Sure enough after a few "pumps" out "pops" the piece of gravel. I put him back into the tank to see if he will live and as fish will be fish, the first thing he does is start looking for more food and acting as though nothing had happened. Of course I'm a nervous wreck, the cat is mad because she was just hoping for a free meal, and the catfish is sitting in the corner trying to figure out what all the commotion is about.

Lesson Learned: Know what you are buying. As with any animal just because they are little and cute doesn't mean they are going to stay that way for long. Also make sure the gravel you use is the correct size not only for your tank but for your fish. And finally - put the cat in the other room when dealing with your fish.

- Betty   




I had set up a 20 gallon long tank and everything was going nicely...until one night. My rowdy nephews drank a bit too much, got into a horrible fight, and the one nephew ended up with his head right thru the tank!!! Oh my god, what a mess! Water and fishies everywhere. Luckily, we put the fish in cups and glasses and managed to save them all...except for one little fish that I never did find. We even rolled the rug up and moved the furniture, so whatever happened to that fish is a mystery.

Another "oops" moment was done by my husband Dan as I was cleaning the tank. After we had the water in, Dan went and got the chlorine remover drops. He put them in, got the decorations, and placed the fish in. A few minutes later the fish were all dead.
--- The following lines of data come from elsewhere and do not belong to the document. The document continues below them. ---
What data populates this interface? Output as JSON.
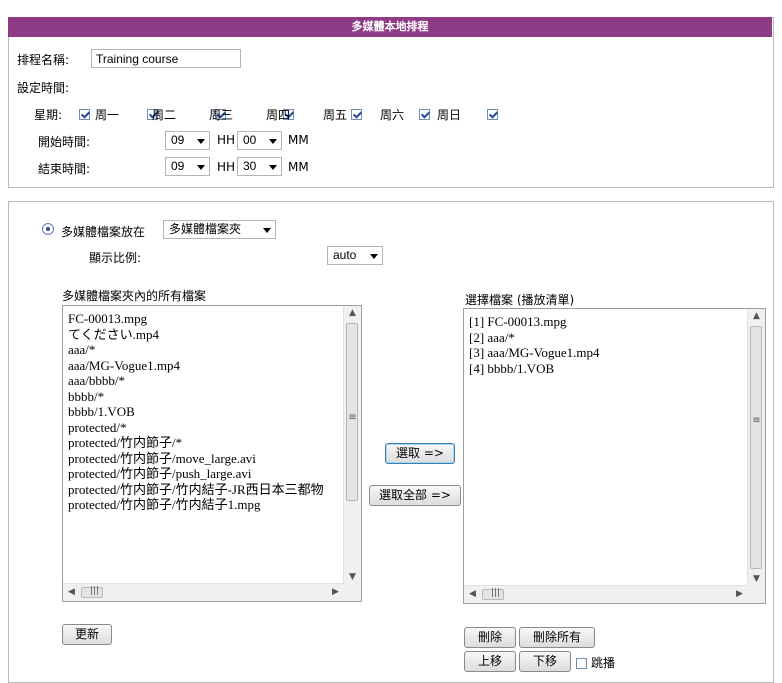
{
  "header": {
    "title": "多媒體本地排程"
  },
  "schedule": {
    "name_label": "排程名稱:",
    "name_value": "Training course",
    "time_settings_label": "設定時間:",
    "week_label": "星期:",
    "days": [
      {
        "label": "周一",
        "checked": true
      },
      {
        "label": "周二",
        "checked": true
      },
      {
        "label": "周三",
        "checked": true
      },
      {
        "label": "周四",
        "checked": true
      },
      {
        "label": "周五",
        "checked": true
      },
      {
        "label": "周六",
        "checked": true
      },
      {
        "label": "周日",
        "checked": true
      }
    ],
    "start_label": "開始時間:",
    "start_hour": "09",
    "start_minute": "00",
    "end_label": "結束時間:",
    "end_hour": "09",
    "end_minute": "30",
    "hh_label": "HH",
    "mm_label": "MM"
  },
  "media": {
    "source_label": "多媒體檔案放在",
    "source_value": "多媒體檔案夾",
    "ratio_label": "顯示比例:",
    "ratio_value": "auto",
    "all_files_label": "多媒體檔案夾內的所有檔案",
    "all_files": [
      "FC-00013.mpg",
      "てください.mp4",
      "aaa/*",
      "aaa/MG-Vogue1.mp4",
      "aaa/bbbb/*",
      "bbbb/*",
      "bbbb/1.VOB",
      "protected/*",
      "protected/竹内節子/*",
      "protected/竹内節子/move_large.avi",
      "protected/竹内節子/push_large.avi",
      "protected/竹内節子/竹内結子-JR西日本三都物",
      "protected/竹内節子/竹内結子1.mpg"
    ],
    "selected_label": "選擇檔案 (播放清單)",
    "selected_files": [
      "[1] FC-00013.mpg",
      "[2] aaa/*",
      "[3] aaa/MG-Vogue1.mp4",
      "[4] bbbb/1.VOB"
    ],
    "select_button": "選取 =>",
    "select_all_button": "選取全部 =>",
    "refresh_button": "更新",
    "delete_button": "刪除",
    "delete_all_button": "刪除所有",
    "move_up_button": "上移",
    "move_down_button": "下移",
    "skip_label": "跳播"
  }
}
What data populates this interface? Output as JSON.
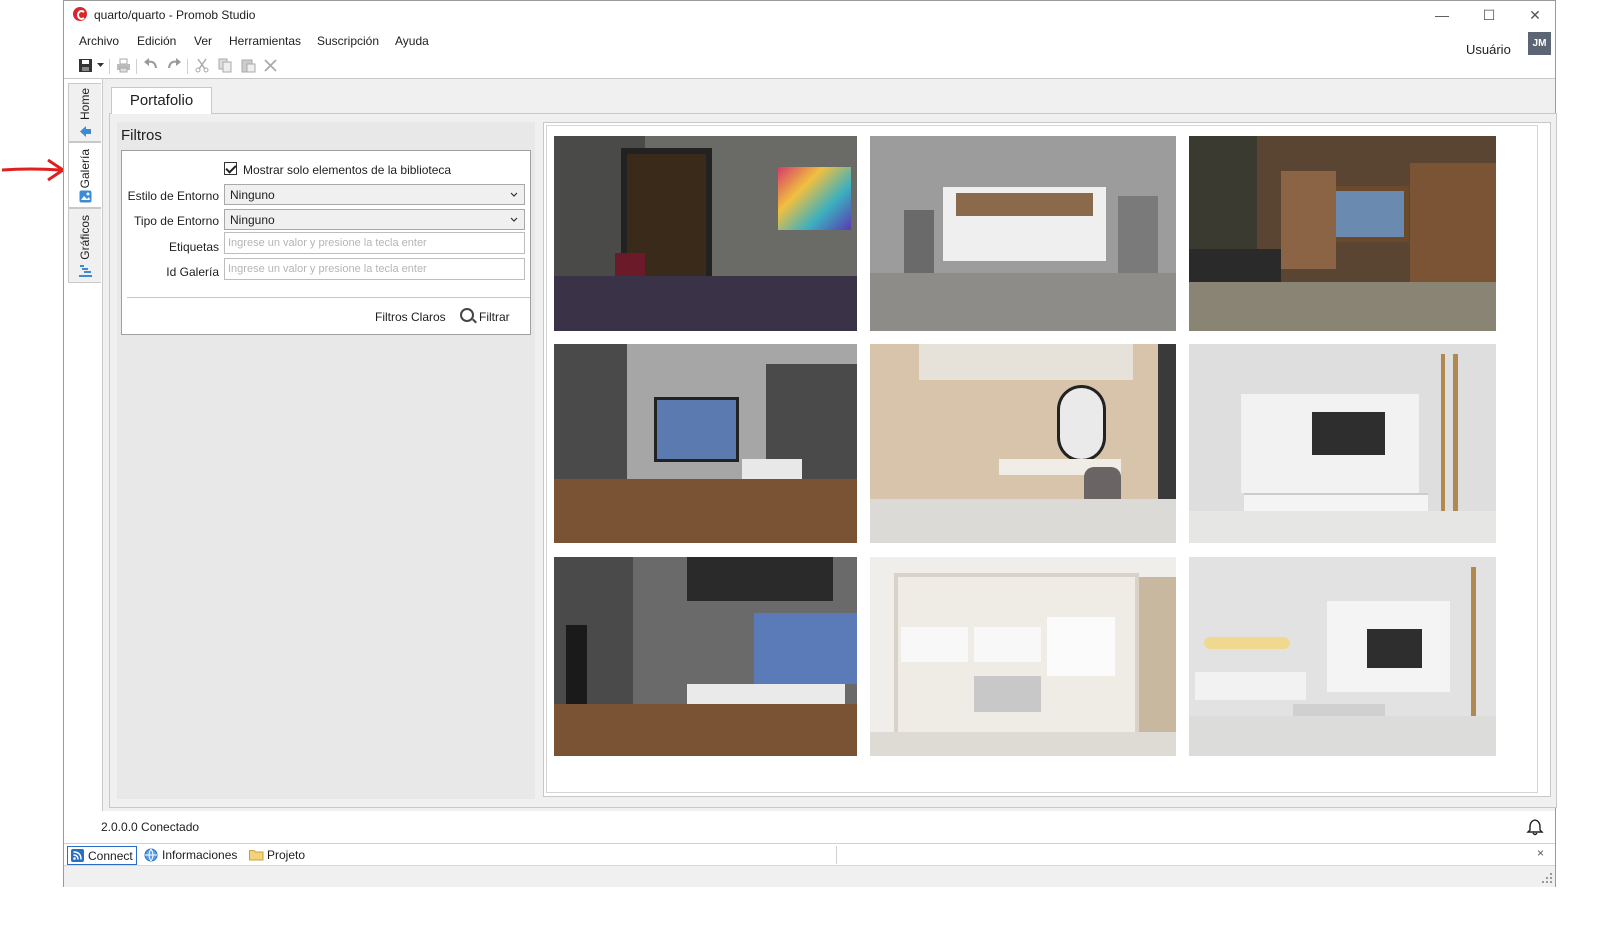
{
  "window": {
    "title": "quarto/quarto - Promob Studio",
    "controls": {
      "minimize": "—",
      "maximize": "☐",
      "close": "✕"
    }
  },
  "menu": [
    "Archivo",
    "Edición",
    "Ver",
    "Herramientas",
    "Suscripción",
    "Ayuda"
  ],
  "user": {
    "label": "Usuário",
    "initials": "JM"
  },
  "side_tabs": [
    {
      "label": "Home",
      "icon": "home-arrow-icon"
    },
    {
      "label": "Galería",
      "icon": "gallery-icon"
    },
    {
      "label": "Gráficos",
      "icon": "chart-icon"
    }
  ],
  "main_tab": "Portafolio",
  "filters": {
    "title": "Filtros",
    "library_only_label": "Mostrar solo elementos de la biblioteca",
    "library_only_checked": true,
    "estilo_label": "Estilo de Entorno",
    "estilo_value": "Ninguno",
    "tipo_label": "Tipo de Entorno",
    "tipo_value": "Ninguno",
    "etiquetas_label": "Etiquetas",
    "etiquetas_placeholder": "Ingrese un valor y presione la tecla enter",
    "id_label": "Id Galería",
    "id_placeholder": "Ingrese un valor y presione la tecla enter",
    "clear_label": "Filtros Claros",
    "filter_label": "Filtrar"
  },
  "status": {
    "text": "2.0.0.0  Conectado"
  },
  "bottom_tabs": [
    {
      "label": "Connect",
      "icon": "rss-icon"
    },
    {
      "label": "Informaciones",
      "icon": "globe-icon"
    },
    {
      "label": "Projeto",
      "icon": "folder-icon"
    }
  ],
  "close_label": "×",
  "colors": {
    "accent": "#2b6cc4",
    "arrow": "#e02020",
    "logo": "#d8262b"
  }
}
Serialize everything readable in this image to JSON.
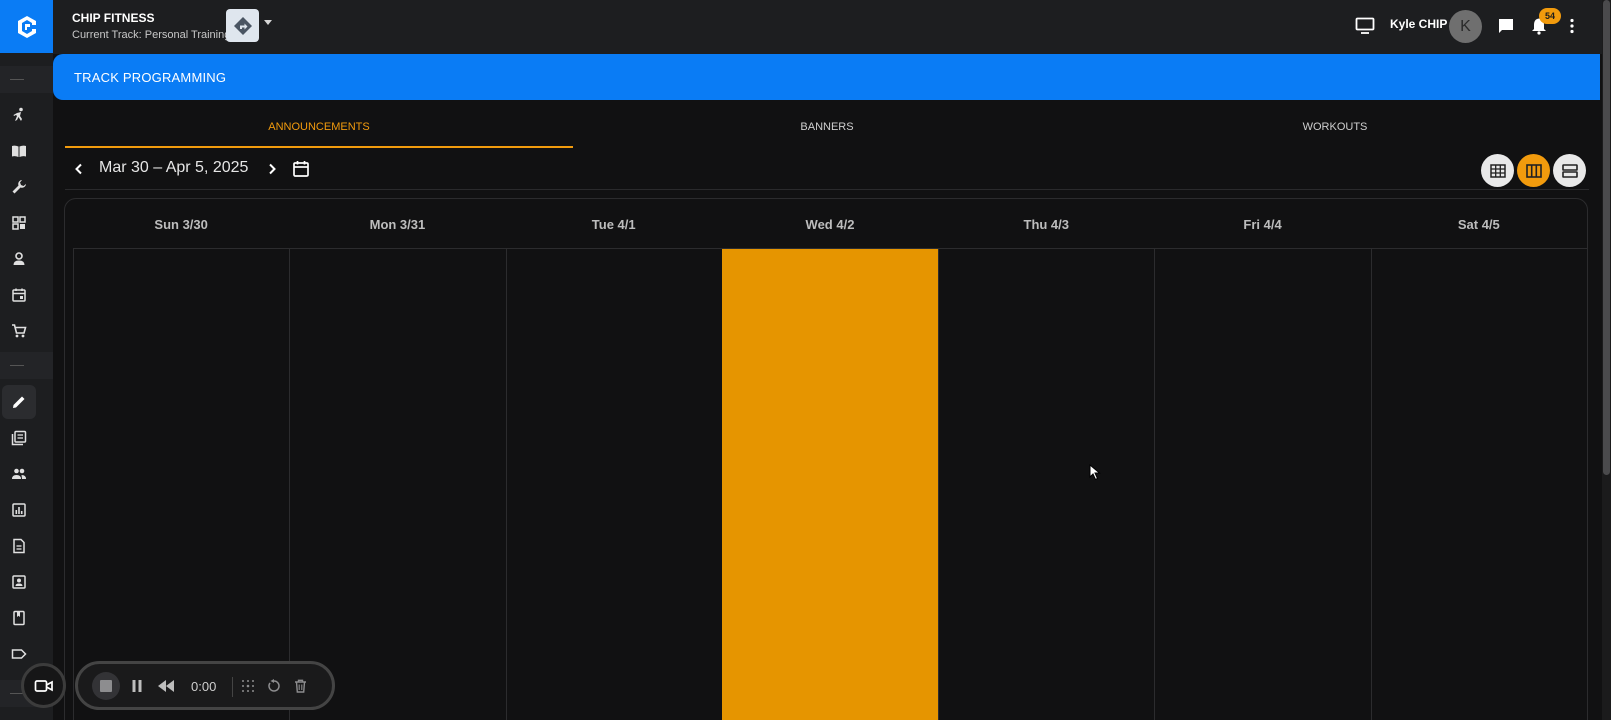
{
  "header": {
    "org_name": "CHIP FITNESS",
    "current_track": "Current Track: Personal Training",
    "user_name": "Kyle CHIP",
    "avatar_initial": "K",
    "notification_count": "54"
  },
  "banner": {
    "title": "TRACK PROGRAMMING"
  },
  "tabs": [
    {
      "label": "ANNOUNCEMENTS",
      "active": true
    },
    {
      "label": "BANNERS",
      "active": false
    },
    {
      "label": "WORKOUTS",
      "active": false
    }
  ],
  "date_nav": {
    "range": "Mar 30 – Apr 5, 2025",
    "active_view": "week"
  },
  "calendar": {
    "days": [
      "Sun 3/30",
      "Mon 3/31",
      "Tue 4/1",
      "Wed 4/2",
      "Thu 4/3",
      "Fri 4/4",
      "Sat 4/5"
    ],
    "today_index": 3
  },
  "recorder": {
    "time": "0:00"
  },
  "colors": {
    "brand_blue": "#0a7cf5",
    "accent_orange": "#f29b0d",
    "today_fill": "#e69500"
  }
}
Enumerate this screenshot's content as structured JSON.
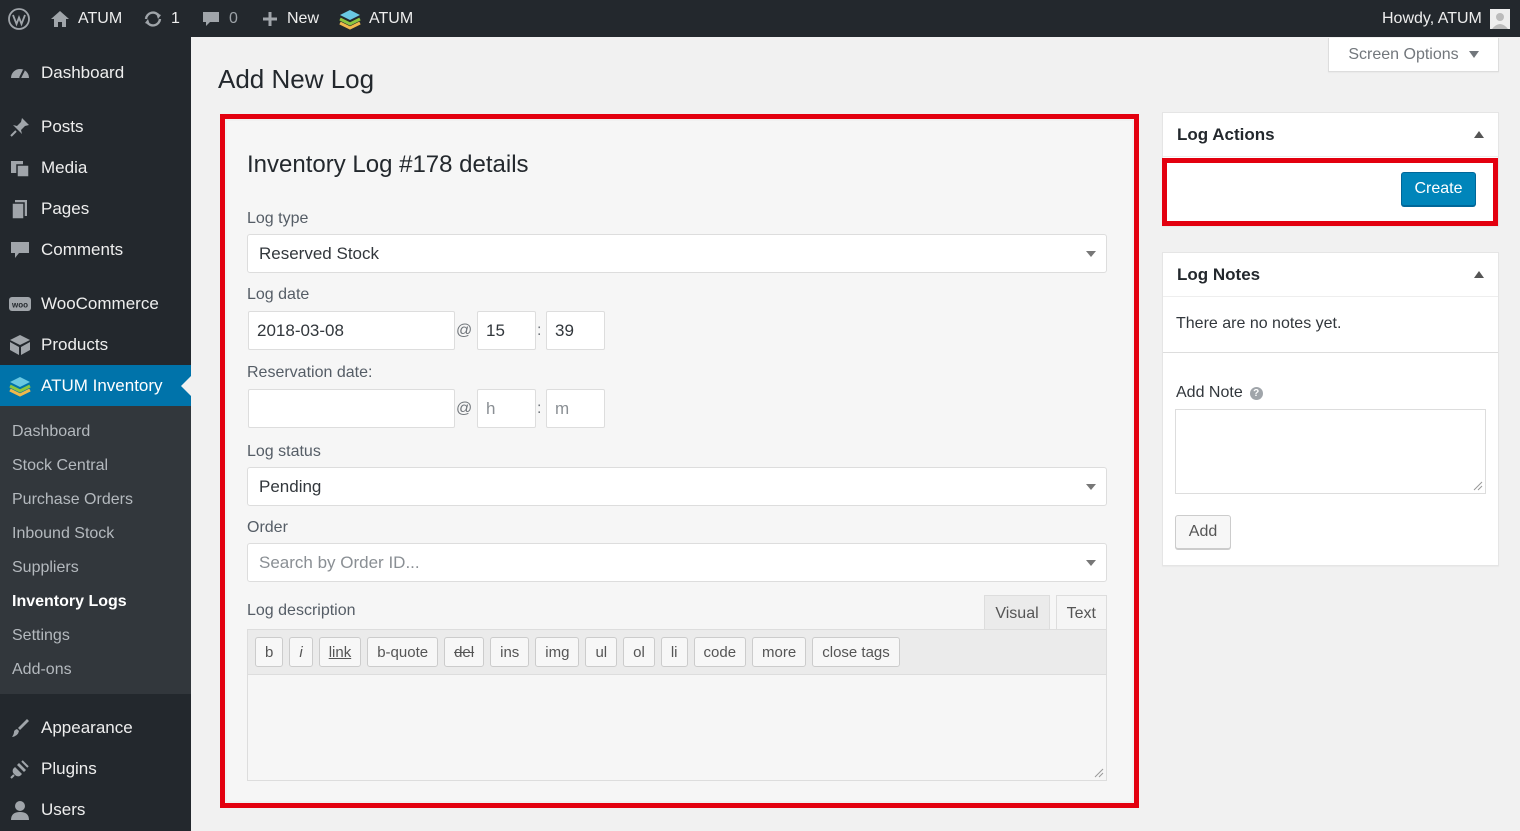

I asked him, "You did put the chlorine remover drops in, RIGHT?", and he said that he did and handed me the bottle. As I reached for the bottle, it caught my eye. It wasn't the chlorine remover drops, it was the wrong bottle! Argghhh! I forget now what was in the other bottle, but lesson learned, I now do it all myself ...no matter how well meaning other people's intentions are.

- Sherry   




I was mid cleaning my 150 and instead of taking the canopy off of the tank I just slid it back on an angle so i could clean half the tank at a time. Well I'm pretty short and couldn't reach the bottom of my tank soooo I'm staging on a bucket to get down to the bottom, the bucket starts slipping from under my feet i fall off the bucket knock my canopy down with my lights they shatter while ripping out my overflows to my sump (1" overflows, 600 gallons a hr) so now i have about 50 gallons of saltwater onto 2 power strips and I'm standing in a puddle of water getting zapped, the fuse box is in the basement but if I shut off the breaker all the lights go off and I can't see the outlets or the overflows to try and get the hoses back on them, what to do? so I grab a towel and yank the cords outta the wall while getting zapped. By this time my water is down under my overflows so there's no point in trying to get the hoses back on them, i shoulda just shut the breaker off!! *sigh*
- Jim   


My story starts off under my loft bed (bunk bed like but with no bottom bunk) with my 10g fry tank full of about fifty or so platy fry. While feeding the fry I trip over some boards that's my sister's taken apart futon, causing it to fall and crash into the tank cracking it up the whole side, it didn't break until I tripped over the boards a second time. The glass just gave away and water was spilling everywhere. Thank goodness the tank is on a rolling cart, so I rolled it outside. I get a net and a bucket to put the fry in, it being a very windy day...I caught the fish in the net then they flew away. I didn't make an effort to find them in the tall grass. By this time I have tears rolling down my face because this is the first time I had a breeder tank. My dad comes out and tries to help me find fry in the tanks' substrate. I ended up with about ten of the larger fry and the mothers in a five gallon bucket till we bought a new 10g.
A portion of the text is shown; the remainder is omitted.